In order to overcome the defects of the prior art, according to an embodiment of the present invention, an in-cell touch panel is provided, which has a touch signal transmission area and a touch sensing area. The in-cell touch panel includes: a first A substrate, the capacitive sensing electrode is arranged on the touch sensing area of the first substrate, the second substrate is arranged opposite to the first substrate, the conductive layer is arranged on the touch signal transmission area of the second substrate, and the protrusion is arranged between the first substrate and the second substrate, and on the touch signal transmission area, wherein the protrusion is electrically connected to the capacitive sensing electrode, and is in contact with the conductive layer on the second substrate, so that the capacitive sensing electrode The touch signal is transmitted to the second substrate through the protrusion.

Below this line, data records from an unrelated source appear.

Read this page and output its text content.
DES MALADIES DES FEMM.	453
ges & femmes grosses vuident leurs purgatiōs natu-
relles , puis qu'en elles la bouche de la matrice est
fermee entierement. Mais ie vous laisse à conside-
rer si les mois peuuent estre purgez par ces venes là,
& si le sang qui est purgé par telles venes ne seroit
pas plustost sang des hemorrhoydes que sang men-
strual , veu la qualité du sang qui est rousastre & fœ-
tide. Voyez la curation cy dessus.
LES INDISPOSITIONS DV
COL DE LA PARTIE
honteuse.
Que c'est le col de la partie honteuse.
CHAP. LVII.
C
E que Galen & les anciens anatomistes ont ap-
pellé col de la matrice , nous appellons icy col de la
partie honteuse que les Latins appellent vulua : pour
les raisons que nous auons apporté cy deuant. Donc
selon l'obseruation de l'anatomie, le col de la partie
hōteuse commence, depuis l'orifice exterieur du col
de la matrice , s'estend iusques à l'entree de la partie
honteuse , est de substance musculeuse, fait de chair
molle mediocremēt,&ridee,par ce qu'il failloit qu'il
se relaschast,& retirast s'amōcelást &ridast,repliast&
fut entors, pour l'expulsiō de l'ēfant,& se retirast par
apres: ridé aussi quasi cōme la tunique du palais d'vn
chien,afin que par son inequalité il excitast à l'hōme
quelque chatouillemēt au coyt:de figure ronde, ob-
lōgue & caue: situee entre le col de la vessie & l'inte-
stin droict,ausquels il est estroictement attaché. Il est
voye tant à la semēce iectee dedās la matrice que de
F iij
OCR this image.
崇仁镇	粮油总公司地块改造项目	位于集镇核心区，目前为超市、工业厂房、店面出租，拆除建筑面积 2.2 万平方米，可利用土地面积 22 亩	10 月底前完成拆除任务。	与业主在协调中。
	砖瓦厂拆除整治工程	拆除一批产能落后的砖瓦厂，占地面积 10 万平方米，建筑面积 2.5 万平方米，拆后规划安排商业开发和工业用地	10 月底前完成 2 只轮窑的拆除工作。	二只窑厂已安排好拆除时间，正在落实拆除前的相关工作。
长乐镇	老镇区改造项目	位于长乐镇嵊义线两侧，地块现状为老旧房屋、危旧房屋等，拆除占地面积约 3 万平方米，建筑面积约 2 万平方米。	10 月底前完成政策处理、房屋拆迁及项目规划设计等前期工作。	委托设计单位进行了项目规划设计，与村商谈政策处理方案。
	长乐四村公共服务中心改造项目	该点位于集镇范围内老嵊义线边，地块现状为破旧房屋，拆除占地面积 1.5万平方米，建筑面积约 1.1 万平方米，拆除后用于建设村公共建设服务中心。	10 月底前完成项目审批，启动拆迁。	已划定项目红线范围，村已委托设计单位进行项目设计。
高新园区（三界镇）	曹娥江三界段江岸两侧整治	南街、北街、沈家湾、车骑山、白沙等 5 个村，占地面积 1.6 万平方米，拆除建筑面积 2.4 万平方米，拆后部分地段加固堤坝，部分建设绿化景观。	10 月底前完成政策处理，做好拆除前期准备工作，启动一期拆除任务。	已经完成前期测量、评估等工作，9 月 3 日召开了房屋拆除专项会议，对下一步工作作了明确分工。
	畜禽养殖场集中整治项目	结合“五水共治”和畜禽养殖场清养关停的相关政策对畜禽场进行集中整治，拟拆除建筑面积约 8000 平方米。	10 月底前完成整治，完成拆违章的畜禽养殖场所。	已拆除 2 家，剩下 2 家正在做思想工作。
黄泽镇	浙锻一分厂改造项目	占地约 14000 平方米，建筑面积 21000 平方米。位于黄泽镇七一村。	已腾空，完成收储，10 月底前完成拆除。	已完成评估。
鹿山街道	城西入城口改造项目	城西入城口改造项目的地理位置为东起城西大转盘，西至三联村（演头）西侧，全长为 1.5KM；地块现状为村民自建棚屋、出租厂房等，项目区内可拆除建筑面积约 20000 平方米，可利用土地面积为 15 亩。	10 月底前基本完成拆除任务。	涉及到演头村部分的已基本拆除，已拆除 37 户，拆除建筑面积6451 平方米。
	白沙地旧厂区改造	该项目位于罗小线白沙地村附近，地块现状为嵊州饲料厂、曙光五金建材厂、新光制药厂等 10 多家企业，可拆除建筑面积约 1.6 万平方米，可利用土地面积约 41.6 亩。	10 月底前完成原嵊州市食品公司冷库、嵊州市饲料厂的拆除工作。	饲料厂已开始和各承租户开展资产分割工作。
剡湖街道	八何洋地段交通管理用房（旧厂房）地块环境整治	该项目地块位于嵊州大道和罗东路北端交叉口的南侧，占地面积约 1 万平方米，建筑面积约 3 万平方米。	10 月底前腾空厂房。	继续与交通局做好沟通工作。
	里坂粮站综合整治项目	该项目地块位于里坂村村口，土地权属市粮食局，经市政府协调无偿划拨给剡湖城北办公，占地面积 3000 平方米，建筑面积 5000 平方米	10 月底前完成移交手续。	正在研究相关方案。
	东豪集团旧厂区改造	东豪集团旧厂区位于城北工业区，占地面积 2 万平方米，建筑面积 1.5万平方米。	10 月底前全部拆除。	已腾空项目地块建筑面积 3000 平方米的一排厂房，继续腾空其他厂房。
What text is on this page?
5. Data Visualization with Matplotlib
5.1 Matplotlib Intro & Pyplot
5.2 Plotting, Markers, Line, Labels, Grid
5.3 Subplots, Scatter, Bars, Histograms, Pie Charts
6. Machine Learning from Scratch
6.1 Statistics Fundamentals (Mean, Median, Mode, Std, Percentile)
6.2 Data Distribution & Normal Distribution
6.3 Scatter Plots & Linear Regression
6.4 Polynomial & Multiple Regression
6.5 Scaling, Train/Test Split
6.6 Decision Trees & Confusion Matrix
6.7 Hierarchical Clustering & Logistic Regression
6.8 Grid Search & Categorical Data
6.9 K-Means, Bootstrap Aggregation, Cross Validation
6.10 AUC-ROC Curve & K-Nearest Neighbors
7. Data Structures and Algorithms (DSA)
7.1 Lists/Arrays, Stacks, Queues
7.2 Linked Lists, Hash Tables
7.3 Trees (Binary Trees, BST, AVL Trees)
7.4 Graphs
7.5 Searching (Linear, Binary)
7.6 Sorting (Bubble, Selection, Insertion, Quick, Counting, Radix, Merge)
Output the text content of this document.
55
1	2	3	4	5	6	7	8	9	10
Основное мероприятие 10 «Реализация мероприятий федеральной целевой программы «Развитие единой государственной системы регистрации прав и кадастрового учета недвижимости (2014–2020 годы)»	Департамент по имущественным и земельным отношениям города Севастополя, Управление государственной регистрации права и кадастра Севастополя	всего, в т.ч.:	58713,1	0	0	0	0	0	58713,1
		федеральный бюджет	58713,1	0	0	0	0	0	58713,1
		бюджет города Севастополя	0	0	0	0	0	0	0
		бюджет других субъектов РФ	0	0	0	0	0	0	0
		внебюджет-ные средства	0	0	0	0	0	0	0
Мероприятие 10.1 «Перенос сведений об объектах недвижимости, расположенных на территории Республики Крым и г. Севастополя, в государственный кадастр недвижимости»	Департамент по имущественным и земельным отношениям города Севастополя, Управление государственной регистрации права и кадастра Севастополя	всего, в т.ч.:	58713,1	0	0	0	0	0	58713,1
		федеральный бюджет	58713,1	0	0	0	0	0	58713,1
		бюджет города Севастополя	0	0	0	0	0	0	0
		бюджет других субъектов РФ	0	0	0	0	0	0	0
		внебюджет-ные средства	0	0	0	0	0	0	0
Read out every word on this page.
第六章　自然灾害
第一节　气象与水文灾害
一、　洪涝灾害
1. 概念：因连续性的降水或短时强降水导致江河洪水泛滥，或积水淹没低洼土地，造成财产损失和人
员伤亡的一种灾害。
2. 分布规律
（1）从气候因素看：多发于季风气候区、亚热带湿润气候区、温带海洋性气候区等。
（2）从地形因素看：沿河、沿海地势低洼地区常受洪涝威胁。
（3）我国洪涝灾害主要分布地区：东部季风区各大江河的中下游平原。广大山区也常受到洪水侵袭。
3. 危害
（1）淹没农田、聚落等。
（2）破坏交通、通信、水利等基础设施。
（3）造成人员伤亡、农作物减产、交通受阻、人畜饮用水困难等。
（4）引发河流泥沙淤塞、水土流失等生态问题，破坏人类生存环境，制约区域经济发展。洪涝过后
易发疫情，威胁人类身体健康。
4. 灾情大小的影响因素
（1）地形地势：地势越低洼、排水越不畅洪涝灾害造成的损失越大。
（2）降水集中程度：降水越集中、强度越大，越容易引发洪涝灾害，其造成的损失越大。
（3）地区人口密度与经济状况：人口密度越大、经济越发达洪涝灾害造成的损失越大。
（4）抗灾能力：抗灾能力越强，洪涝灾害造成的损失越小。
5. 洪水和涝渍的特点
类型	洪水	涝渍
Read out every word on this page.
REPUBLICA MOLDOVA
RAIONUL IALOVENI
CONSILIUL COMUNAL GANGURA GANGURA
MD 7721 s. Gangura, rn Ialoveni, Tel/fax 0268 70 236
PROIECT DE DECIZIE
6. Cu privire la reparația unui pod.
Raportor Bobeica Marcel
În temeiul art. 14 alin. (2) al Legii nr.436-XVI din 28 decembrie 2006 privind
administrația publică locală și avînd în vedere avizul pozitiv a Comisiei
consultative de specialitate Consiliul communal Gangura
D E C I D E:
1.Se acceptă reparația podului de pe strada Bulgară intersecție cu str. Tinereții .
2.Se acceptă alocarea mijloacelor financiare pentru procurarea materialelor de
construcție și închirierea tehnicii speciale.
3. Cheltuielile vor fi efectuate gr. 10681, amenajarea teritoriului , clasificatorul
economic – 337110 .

Compared with the external touch panel, the in-cell touch panel of the embodiment of the present invention can reduce the overall thickness of the touch display device. In addition, the embodiments of the present invention can also avoid the scratch problem caused by the double-sided process of the current touch panel on the color filter substrate, thereby improving the manufacturing yield of the touch panel.

In order to make the above-mentioned purpose, features and advantages of the present invention more obvious and easy to understand, the detailed description is as follows in conjunction with the accompanying drawings:

Description of drawings

FIG. 1 is a schematic plan view showing a touch panel according to an embodiment of the invention.

FIG. 2 is a schematic cross-sectional view of a touch panel according to an embodiment of the present invention along the section line 2-2' in FIG. 1 .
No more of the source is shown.